I shrugged. “Maybe she thought I’d be better off with him, I don’t know. Anyway, after Mace got arrested for drug trafficking when I was seven, I ended up living with his parents—people I’d never met until then. They’d had Mace when they were in their early forties, and they were everything the people I’d known before weren’t—quiet, conservative, conformers.”

“Snobs?”

“No. They weren’t narrowminded either. They were tolerant and accepting. They weren’t mad at Mace for leaving and joining a MC. But drugs were a hard no for them, and he’d been an addict for years. He’d burned his bridges with them.”

“Were they happy to take you in?”

“Oh yeah. They hadn’t even known I existed, so I was a surprise, but not unwelcome. For me, though, it felt like going from one extreme to the other. There were no more parties, no more bike rides, no more reckless behaviour, no more bare knuckle fights or gambling or booze. My grandparents drank sherry, went to wine tasting events, and hosted dinner parties. They never swore, never raised their voices, never used slang.”

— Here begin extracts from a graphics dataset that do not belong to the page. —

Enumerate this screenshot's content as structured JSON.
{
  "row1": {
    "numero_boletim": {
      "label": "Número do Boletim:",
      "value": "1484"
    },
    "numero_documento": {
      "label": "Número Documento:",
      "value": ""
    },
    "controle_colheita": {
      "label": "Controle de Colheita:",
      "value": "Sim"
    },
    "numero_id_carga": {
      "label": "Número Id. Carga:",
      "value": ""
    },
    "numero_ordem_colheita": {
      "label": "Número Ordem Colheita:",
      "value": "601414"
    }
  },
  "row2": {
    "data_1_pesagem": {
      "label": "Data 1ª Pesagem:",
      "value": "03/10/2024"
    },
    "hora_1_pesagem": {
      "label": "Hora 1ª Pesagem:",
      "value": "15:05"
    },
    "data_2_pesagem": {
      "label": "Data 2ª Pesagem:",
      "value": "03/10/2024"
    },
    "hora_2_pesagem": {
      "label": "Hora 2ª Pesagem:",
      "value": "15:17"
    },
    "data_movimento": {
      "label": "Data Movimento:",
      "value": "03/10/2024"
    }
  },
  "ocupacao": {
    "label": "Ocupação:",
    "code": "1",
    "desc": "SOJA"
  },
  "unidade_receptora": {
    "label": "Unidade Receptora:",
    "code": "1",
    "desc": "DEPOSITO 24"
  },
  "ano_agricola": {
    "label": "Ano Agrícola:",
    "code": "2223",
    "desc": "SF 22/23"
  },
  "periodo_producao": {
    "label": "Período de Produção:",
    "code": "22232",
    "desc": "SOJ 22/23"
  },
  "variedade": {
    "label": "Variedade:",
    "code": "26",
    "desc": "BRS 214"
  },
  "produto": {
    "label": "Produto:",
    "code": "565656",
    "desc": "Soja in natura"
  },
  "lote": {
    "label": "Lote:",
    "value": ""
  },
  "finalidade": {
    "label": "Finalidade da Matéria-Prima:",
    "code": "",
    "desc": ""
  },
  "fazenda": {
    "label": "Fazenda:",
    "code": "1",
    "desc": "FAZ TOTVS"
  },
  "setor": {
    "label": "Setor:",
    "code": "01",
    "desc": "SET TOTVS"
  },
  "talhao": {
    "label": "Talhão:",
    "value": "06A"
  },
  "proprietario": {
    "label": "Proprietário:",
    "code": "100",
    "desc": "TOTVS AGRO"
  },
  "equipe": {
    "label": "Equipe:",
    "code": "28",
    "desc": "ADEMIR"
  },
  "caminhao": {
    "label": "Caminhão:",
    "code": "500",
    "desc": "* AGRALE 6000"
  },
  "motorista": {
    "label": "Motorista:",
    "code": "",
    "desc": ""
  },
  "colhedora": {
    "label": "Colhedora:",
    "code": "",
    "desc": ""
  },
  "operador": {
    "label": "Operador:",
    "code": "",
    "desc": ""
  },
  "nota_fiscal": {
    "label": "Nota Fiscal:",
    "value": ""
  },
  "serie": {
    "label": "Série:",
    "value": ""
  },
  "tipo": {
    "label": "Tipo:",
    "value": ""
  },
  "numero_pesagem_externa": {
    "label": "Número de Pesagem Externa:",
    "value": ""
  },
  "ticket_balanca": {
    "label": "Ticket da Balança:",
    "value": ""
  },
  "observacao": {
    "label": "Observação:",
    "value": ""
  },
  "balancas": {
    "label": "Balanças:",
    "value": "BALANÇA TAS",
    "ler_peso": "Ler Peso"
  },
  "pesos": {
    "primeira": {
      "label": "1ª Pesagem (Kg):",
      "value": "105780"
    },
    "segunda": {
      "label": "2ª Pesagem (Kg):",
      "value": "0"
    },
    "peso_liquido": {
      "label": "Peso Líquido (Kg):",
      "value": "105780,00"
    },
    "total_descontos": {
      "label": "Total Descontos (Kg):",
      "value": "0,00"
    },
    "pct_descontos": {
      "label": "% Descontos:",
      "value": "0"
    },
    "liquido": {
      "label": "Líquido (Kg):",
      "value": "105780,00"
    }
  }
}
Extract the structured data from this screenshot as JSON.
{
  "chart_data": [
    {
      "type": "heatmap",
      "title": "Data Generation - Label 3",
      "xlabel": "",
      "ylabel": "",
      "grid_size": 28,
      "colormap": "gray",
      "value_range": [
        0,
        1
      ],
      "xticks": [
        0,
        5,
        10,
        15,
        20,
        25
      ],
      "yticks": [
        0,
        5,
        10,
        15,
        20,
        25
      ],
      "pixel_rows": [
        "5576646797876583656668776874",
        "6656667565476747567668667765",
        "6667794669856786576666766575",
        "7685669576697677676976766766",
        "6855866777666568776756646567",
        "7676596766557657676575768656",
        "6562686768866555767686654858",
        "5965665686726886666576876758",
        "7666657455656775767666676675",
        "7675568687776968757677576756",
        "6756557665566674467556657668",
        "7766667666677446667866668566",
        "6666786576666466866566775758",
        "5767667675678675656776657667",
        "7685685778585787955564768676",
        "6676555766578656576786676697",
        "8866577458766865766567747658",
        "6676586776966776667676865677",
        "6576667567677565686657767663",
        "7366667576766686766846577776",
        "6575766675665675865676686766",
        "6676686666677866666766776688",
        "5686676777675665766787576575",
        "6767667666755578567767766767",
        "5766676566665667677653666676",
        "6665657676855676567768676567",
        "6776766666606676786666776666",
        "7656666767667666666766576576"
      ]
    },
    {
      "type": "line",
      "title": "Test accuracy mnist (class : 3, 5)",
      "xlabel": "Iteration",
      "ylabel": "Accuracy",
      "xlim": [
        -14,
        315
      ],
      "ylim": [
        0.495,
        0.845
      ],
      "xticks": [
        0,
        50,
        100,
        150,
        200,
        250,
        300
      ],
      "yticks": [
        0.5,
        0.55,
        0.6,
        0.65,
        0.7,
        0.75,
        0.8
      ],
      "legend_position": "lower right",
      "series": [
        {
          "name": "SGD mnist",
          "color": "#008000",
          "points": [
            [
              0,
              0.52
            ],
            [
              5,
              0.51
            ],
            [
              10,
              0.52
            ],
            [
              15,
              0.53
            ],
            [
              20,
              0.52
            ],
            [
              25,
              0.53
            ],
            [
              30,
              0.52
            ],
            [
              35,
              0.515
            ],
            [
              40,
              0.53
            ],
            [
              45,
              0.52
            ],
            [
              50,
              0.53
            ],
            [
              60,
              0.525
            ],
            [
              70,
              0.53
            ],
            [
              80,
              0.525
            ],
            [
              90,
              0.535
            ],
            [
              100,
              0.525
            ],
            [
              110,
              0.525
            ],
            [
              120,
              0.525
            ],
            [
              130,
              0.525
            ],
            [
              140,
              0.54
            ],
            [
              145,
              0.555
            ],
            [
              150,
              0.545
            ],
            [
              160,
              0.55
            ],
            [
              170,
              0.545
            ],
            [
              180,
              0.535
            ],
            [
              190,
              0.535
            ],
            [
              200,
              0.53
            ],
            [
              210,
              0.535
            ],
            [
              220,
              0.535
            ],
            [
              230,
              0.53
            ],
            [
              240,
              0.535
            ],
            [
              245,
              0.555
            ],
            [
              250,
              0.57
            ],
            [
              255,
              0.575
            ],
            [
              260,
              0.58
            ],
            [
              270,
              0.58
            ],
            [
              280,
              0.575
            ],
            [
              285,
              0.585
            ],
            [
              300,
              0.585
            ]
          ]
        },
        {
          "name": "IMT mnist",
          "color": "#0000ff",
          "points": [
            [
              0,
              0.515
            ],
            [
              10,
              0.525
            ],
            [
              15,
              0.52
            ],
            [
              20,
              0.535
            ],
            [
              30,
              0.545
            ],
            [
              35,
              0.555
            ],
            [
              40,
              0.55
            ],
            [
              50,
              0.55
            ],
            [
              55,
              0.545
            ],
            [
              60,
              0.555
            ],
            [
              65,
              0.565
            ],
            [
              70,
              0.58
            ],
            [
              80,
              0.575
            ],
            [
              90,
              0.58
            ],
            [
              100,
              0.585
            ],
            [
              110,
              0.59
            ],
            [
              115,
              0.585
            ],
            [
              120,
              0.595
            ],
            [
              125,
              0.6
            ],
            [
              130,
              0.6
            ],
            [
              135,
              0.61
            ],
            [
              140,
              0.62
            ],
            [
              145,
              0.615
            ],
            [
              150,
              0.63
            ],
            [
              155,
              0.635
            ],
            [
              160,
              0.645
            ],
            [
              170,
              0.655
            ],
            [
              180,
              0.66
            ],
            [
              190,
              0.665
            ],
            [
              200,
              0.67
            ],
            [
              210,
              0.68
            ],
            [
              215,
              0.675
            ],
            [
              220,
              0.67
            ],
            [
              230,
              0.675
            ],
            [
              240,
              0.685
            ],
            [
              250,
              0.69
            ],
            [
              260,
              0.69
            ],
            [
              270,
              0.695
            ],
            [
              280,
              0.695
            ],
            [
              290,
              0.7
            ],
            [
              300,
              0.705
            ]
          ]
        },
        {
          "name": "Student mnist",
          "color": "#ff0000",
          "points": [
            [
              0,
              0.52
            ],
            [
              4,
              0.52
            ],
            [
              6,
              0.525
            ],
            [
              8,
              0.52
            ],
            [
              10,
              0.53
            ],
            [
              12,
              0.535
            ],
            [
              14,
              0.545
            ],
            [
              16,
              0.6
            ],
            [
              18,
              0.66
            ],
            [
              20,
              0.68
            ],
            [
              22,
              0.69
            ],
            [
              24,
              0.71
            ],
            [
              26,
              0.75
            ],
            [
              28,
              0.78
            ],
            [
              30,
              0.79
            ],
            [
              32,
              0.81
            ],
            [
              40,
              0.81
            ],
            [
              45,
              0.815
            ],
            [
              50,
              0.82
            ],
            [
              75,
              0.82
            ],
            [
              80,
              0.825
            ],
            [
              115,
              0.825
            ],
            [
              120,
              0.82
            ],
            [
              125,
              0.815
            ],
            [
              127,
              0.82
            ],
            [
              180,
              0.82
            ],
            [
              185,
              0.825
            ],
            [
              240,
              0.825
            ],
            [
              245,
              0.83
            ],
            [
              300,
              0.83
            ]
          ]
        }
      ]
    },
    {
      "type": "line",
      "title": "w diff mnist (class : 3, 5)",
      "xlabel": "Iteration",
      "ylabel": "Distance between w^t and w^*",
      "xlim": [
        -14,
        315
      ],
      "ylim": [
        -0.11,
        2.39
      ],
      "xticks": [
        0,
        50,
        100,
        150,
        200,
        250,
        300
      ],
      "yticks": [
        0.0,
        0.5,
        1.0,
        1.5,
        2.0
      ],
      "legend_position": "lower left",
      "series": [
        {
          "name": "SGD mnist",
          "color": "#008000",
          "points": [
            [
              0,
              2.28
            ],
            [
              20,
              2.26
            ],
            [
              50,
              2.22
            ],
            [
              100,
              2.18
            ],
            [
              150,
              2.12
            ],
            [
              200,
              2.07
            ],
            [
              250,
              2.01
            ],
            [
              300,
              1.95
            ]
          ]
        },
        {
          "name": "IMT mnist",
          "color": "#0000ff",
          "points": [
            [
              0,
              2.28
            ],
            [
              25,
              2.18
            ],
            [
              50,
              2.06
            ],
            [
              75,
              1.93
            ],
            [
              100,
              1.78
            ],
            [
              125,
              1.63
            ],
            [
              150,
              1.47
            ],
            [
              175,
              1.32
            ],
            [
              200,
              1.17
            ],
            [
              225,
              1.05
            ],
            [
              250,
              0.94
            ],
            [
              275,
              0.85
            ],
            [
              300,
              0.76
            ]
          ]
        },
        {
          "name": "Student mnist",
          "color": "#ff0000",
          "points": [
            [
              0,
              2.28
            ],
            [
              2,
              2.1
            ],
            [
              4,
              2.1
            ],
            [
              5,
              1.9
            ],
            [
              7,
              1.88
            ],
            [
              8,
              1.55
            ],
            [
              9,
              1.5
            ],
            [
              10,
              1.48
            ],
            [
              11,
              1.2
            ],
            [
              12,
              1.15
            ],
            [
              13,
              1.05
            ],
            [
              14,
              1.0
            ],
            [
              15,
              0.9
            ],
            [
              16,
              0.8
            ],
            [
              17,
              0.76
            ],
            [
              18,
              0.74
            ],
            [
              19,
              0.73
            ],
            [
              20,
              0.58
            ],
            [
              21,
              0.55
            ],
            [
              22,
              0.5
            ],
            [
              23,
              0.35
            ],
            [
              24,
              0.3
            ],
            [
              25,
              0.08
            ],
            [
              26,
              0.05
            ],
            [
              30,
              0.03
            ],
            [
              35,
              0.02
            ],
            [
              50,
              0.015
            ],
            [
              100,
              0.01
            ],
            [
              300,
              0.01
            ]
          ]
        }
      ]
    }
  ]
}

She blinked. “No offence to them, but they sound … really dull.”

“I guess they were. I was used to expressive, larger than life people. My grandparents were far from that. And they believed that children should be seen and not heard. So although they were happy to take me in, they wanted to ‘get the biker out of me.’ Not with violence. But they were pretty strict, and there was constant criticism and punishments.

“I’d never had actual rules before. And these ones … they weren’t there to guide you, they were there to box you in and oppress you. I felt suffocated. Wanted to crawl out of my own skin at times. But my grandparents were all I had, and they loved me. Hell, they took more interest in me than anyone else ever had. They just needed me to be someone else. I lived by their rules. Mostly. I never quite ‘fit’ in their circle, though. No matter how many manners they taught me, I was still rough and edgy beneath it all.”